Ella no hubiera podido comprarlo. Cuando veía a su amiga con el saquito de piel sentía la dolorosa punzada de la envidia. ¡Qué habría dado por tener ella uno igual!
Y un día el milagro se hizo. En un arranque de generosidad, o por sentir el gozo de ser más ante quien tiene menos, la amiga le dijo que le regalaba el saquito. Se lo puso en los hombros y la hizo mirarse en el espejo. Ella no lo podía creer.
Los domingos se lo ponía para sentirlo. ¡Qué suavecitas las pieles! Eran de conejo, es cierto; unas blancas, otras pardas, otras tirando a lo amarillo; pero tenían la suavidad de una caricia.

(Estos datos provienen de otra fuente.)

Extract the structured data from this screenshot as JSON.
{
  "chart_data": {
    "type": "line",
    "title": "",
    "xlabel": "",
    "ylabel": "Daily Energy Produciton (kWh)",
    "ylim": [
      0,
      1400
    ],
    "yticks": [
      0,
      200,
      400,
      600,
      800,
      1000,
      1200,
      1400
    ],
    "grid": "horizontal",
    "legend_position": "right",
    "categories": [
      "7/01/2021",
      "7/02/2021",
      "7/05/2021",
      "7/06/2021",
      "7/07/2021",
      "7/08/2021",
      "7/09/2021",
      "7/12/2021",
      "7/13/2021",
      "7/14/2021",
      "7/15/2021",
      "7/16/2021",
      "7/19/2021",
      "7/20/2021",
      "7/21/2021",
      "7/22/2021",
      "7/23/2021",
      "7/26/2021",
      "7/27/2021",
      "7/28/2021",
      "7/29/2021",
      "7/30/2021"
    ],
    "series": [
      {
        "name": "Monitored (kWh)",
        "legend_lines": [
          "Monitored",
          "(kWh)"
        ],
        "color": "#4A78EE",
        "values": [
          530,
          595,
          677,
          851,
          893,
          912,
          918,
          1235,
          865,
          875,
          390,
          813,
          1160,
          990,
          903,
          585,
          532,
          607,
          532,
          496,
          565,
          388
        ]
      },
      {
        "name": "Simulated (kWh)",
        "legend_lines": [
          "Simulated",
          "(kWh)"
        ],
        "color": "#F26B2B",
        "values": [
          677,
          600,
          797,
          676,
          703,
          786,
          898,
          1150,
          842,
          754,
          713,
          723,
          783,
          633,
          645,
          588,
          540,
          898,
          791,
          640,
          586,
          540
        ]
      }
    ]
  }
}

Sus compañeras de la fábrica, pobres igual que ella, le admiraban mucho su saquito. Le preguntaban con tono picaresco:
–¿Cómo le haces?
Y ella reía, orgullosa.
Luego lo conoció a él, y se enamoró. Se hicieron novios. La vez que los invitaron a una boda ella se puso su saquito. A él no le gustó; la hizo que se lo quitara y se pusiera alguna otra cosa. Ella no entendió aquello: ciertamente su saquito era la prenda más hermosa del mundo, propia de reina o al menos de princesa. Pero él sabía más que ella: si a a él no le gustaba, jamás se lo pondría otra vez.
Y como ya nunca se lo iba a poner, le regaló el saquito a una prima suya, con ese desprendimiento que tienen los que aman.
Una tarde que salieron juntas se toparon con su novio. Miró éste a la prima, y ella lo vio a él. Reían por cualquier cosa mientras en ella se agitaban los demonios de celos.
Luego el novio dejó de hablarle por teléfono y de pasar por ella. Y unas semanas después la prima fue a visitarla, y con pena no muy bien simulada, le dijo que la perdonara, pero que esas cosas son así, que ella no pudo evitarlo y que ahora el muchacho era su novio.
–Es muy lindo –le dijo, tú ya lo conoces. Todo lo que me pongo le gusta. Pero lo que le gusta más es el saquito de piel que me regalaste tú.
En el mundo ha habido grandes tragedias, desde el Diluvio Universal hasta Hiroshima y Nagasaki.
Yo pongo junto a esas tragedias la de esta muchacha. Para ella no existe otra mayor.